Methods : All enrollees in a large US managed care network during 2001-2014 hospitalized for 1 of the 9 most common diagnosis related groups (DRGs) were characterized prior to hospitalization as having no record of vision loss, low vision, or blindness (legal blindness or worse), based on ICD-9-CM codes. We matched those with either low vision or blindness to those with no vision loss 1:1 based on discharge diagnosis, age, year of hospitalization, race, sex and overall health. For each condition, we compared the mean LOS, readmission rates, rate of ED visits, use of PT services and cost of the hospitalization for these groups. Multivariable regression was used to assess the impact of vision loss.

Results : 5929 enrollees with low vision or blindness were matched to 5929 persons without vision loss. Across all 9 diagnoses, mean hospitalization LOS was slightly longer for the enrollees with low vision (4.94 days) and over 1 day longer for the enrollees with blindness (5.67 days) compared to the group with no vision loss (4.61 days) (overall ANOVA p<0.0001). The readmission rate was higher among those with low vision (16.0%) and blindness (21.1%) compared to the group with no vision loss (14.7%). The use of ED services was 8 % higher for those with low vision (16.8%) and 29% higher for enrollees with blindness (20.0%) compared to those with no vision loss (readmit rates and ED use p <0.0001). Enrollees with vision loss had a 25% higher odds of requiring hospital readmission (OR=1.25, CI 1.08-1.46, p<0.004) compared to those no vision loss but a 22% decreased odds of receiving PT (OR=0.78, CI 0.62-0.97, p<0.03) compared to those without vision loss.

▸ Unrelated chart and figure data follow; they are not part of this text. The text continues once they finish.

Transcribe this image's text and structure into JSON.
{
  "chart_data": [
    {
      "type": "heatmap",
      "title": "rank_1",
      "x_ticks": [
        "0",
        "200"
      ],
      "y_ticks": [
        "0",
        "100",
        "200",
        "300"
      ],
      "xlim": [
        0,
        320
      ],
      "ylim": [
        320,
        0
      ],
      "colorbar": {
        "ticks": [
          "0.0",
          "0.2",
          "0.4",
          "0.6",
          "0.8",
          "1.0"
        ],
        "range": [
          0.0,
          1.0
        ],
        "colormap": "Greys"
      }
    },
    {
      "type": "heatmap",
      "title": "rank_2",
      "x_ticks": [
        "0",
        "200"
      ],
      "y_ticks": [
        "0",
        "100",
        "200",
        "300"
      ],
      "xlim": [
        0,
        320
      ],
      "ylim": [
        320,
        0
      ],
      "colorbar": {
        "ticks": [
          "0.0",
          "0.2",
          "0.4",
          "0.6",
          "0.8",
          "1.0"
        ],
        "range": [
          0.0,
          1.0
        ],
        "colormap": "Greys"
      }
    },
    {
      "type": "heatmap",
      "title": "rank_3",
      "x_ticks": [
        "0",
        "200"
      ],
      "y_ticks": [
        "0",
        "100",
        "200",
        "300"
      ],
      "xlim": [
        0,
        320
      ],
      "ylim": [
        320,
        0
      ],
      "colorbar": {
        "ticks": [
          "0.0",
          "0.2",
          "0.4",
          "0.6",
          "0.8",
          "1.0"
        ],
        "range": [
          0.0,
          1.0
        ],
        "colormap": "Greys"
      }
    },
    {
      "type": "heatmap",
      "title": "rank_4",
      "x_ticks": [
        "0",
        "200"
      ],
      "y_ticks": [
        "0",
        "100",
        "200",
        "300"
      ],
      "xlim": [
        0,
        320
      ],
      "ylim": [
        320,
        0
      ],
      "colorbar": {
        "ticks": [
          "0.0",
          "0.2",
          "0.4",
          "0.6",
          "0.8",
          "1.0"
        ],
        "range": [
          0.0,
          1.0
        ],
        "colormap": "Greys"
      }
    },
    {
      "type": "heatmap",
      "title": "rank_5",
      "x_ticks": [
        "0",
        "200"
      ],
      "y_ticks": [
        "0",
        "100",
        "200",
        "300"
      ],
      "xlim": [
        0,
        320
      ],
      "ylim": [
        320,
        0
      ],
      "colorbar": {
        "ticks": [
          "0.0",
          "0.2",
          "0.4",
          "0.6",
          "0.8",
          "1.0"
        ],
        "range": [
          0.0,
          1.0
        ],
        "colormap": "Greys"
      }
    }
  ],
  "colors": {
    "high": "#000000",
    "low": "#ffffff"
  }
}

Conclusions : Comorbid vision loss and blindness complicates hospitalization for common DRGs frequently resulting in longer LOS, greater utilization of health care services after discharge and increased costs. Training hospital staff about the needs of patients with vision loss and developing patient-centric plans to assist them and their caregivers, prior to, during, and following discharge may lead to improved patient outcomes and reduced costs.

This is an abstract that was submitted for the 2016 ARVO Annual Meeting, held in Seattle, Wash., May 1-5, 2016.